Die Anzahl von Menschen mit Psychischen Erkrankungen und Verhaltensstörungen ist im 21. Jahrhundert erheblich gestiegen. Diese Erkrankungen stellen nicht nur für die betroffenen Personen erhebliche Belastungen dar. Sie werfen auch gesamtgesellschaftliche Probleme auf, da ein kontinuierlicher Anstieg an Arbeitsunfähigkeitstagen infolge psychischer Erkrankungen zu verzeichnen ist. Dies wiederum bedeutet eine hohe Kostenbelastung, insbesondere für die Kranken- und Rentenversicherungen.

Um Folgeschäden und sogar eventuelle Frühberentung infolge psychischer Erkrankung zu verhindern, ist es zunächst wichtig, die häufigsten Ursachen der Krankheiten zu analysieren und zu entschärfen. Als Hauptgründe sind gewachsener Leistungsdruck in allen Lebensbereichen bei gleichzeitiger Unsicherheit über die berufliche wie private Zukunft zu betrachten.
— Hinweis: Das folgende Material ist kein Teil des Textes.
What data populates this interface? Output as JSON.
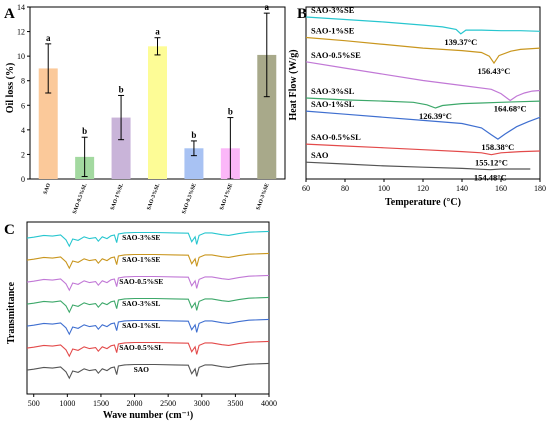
{
  "chart_data": [
    {
      "panel": "A",
      "type": "bar",
      "ylabel": "Oil loss (%)",
      "ylim": [
        0,
        14
      ],
      "yticks": [
        0,
        2,
        4,
        6,
        8,
        10,
        12,
        14
      ],
      "categories": [
        "SAO",
        "SAO-0.5%SL",
        "SAO-1%SL",
        "SAO-3%SL",
        "SAO-0.5%SE",
        "SAO-1%SE",
        "SAO-3%SE"
      ],
      "values": [
        9.0,
        1.8,
        5.0,
        10.8,
        2.5,
        2.5,
        10.1
      ],
      "errors": [
        2.0,
        1.6,
        1.8,
        0.7,
        0.6,
        2.5,
        3.4
      ],
      "significance": [
        "a",
        "b",
        "b",
        "a",
        "b",
        "b",
        "a"
      ],
      "colors": [
        "#fbc99a",
        "#a3d9a0",
        "#c9b4d9",
        "#fdfc96",
        "#a8c2f3",
        "#fbb7f8",
        "#a8a98a"
      ]
    },
    {
      "panel": "B",
      "type": "line",
      "xlabel": "Temperature (°C)",
      "ylabel": "Heat Flow (W/g)",
      "xlim": [
        60,
        180
      ],
      "xticks": [
        60,
        80,
        100,
        120,
        140,
        160,
        180
      ],
      "series": [
        {
          "name": "SAO-3%SE",
          "peak_label": "139.37°C",
          "color": "#27c6cf",
          "x": [
            60,
            80,
            100,
            120,
            130,
            137,
            139.4,
            142,
            150,
            160,
            170,
            180
          ],
          "y": [
            11.0,
            10.8,
            10.6,
            10.35,
            10.2,
            10.0,
            9.65,
            9.95,
            9.95,
            9.9,
            9.9,
            9.85
          ]
        },
        {
          "name": "SAO-1%SE",
          "peak_label": "156.43°C",
          "color": "#c9961e",
          "x": [
            60,
            80,
            100,
            120,
            140,
            150,
            154,
            156.4,
            159,
            165,
            170,
            180
          ],
          "y": [
            9.35,
            9.1,
            8.8,
            8.5,
            8.3,
            8.15,
            7.85,
            7.3,
            7.9,
            8.25,
            8.4,
            8.5
          ]
        },
        {
          "name": "SAO-0.5%SE",
          "peak_label": "164.68°C",
          "color": "#c178d6",
          "x": [
            60,
            80,
            100,
            120,
            140,
            155,
            160,
            164.7,
            168,
            172,
            176,
            180
          ],
          "y": [
            7.4,
            6.9,
            6.4,
            5.9,
            5.5,
            5.2,
            4.85,
            4.3,
            4.65,
            4.9,
            5.05,
            5.1
          ]
        },
        {
          "name": "SAO-3%SL",
          "peak_label": "126.39°C",
          "color": "#3da86a",
          "x": [
            60,
            80,
            100,
            115,
            122,
            126.4,
            130,
            140,
            150,
            160,
            170,
            180
          ],
          "y": [
            4.5,
            4.35,
            4.25,
            4.15,
            3.95,
            3.7,
            3.9,
            4.05,
            4.1,
            4.15,
            4.2,
            4.25
          ]
        },
        {
          "name": "SAO-1%SL",
          "peak_label": "158.38°C",
          "color": "#3f6fd0",
          "x": [
            60,
            80,
            100,
            120,
            140,
            150,
            155,
            158.4,
            162,
            168,
            174,
            180
          ],
          "y": [
            3.45,
            3.2,
            2.95,
            2.7,
            2.45,
            2.1,
            1.55,
            1.2,
            1.6,
            2.2,
            2.6,
            2.95
          ]
        },
        {
          "name": "SAO-0.5%SL",
          "peak_label": "155.12°C",
          "color": "#e34a4a",
          "x": [
            60,
            80,
            100,
            120,
            140,
            150,
            155.1,
            160,
            170,
            180
          ],
          "y": [
            0.8,
            0.65,
            0.5,
            0.35,
            0.2,
            0.1,
            -0.05,
            0.1,
            0.2,
            0.25
          ]
        },
        {
          "name": "SAO",
          "peak_label": "154.48°C",
          "color": "#555555",
          "x": [
            60,
            80,
            100,
            120,
            140,
            154.5,
            160,
            170,
            175
          ],
          "y": [
            -0.65,
            -0.8,
            -0.95,
            -1.05,
            -1.15,
            -1.25,
            -1.2,
            -1.2,
            -1.2
          ]
        }
      ]
    },
    {
      "panel": "C",
      "type": "line",
      "xlabel": "Wave number (cm⁻¹)",
      "ylabel": "Transmittance",
      "xlim": [
        400,
        4000
      ],
      "xticks": [
        500,
        1000,
        1500,
        2000,
        2500,
        3000,
        3500,
        4000
      ],
      "series": [
        {
          "name": "SAO-3%SE",
          "color": "#27c6cf"
        },
        {
          "name": "SAO-1%SE",
          "color": "#c9961e"
        },
        {
          "name": "SAO-0.5%SE",
          "color": "#c178d6"
        },
        {
          "name": "SAO-3%SL",
          "color": "#3da86a"
        },
        {
          "name": "SAO-1%SL",
          "color": "#3f6fd0"
        },
        {
          "name": "SAO-0.5%SL",
          "color": "#e34a4a"
        },
        {
          "name": "SAO",
          "color": "#555555"
        }
      ],
      "shared_profile": {
        "x": [
          400,
          500,
          650,
          780,
          900,
          980,
          1030,
          1080,
          1160,
          1250,
          1330,
          1420,
          1460,
          1520,
          1590,
          1650,
          1700,
          1735,
          1760,
          1850,
          2000,
          2300,
          2600,
          2800,
          2850,
          2900,
          2925,
          2960,
          3050,
          3150,
          3300,
          3400,
          3550,
          3700,
          3850,
          4000
        ],
        "t": [
          0.55,
          0.6,
          0.7,
          0.66,
          0.72,
          0.45,
          0.1,
          0.5,
          0.42,
          0.62,
          0.52,
          0.58,
          0.38,
          0.62,
          0.52,
          0.68,
          0.72,
          0.3,
          0.78,
          0.84,
          0.86,
          0.86,
          0.84,
          0.82,
          0.35,
          0.62,
          0.2,
          0.7,
          0.84,
          0.84,
          0.74,
          0.7,
          0.8,
          0.88,
          0.9,
          0.92
        ]
      }
    }
  ]
}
Da psychosomatische Gesundheitsstörungen, die zur Rente führen, nach wie vor als nicht heilbar gelten, kommt der Optimierung der Rehabilitation eine Schlüsselrolle zu. Diese muss einerseits eine hohe Qualität, Effektivität und Effizienz haben, andererseits muss sie mit dem Beruf verknüpft sein.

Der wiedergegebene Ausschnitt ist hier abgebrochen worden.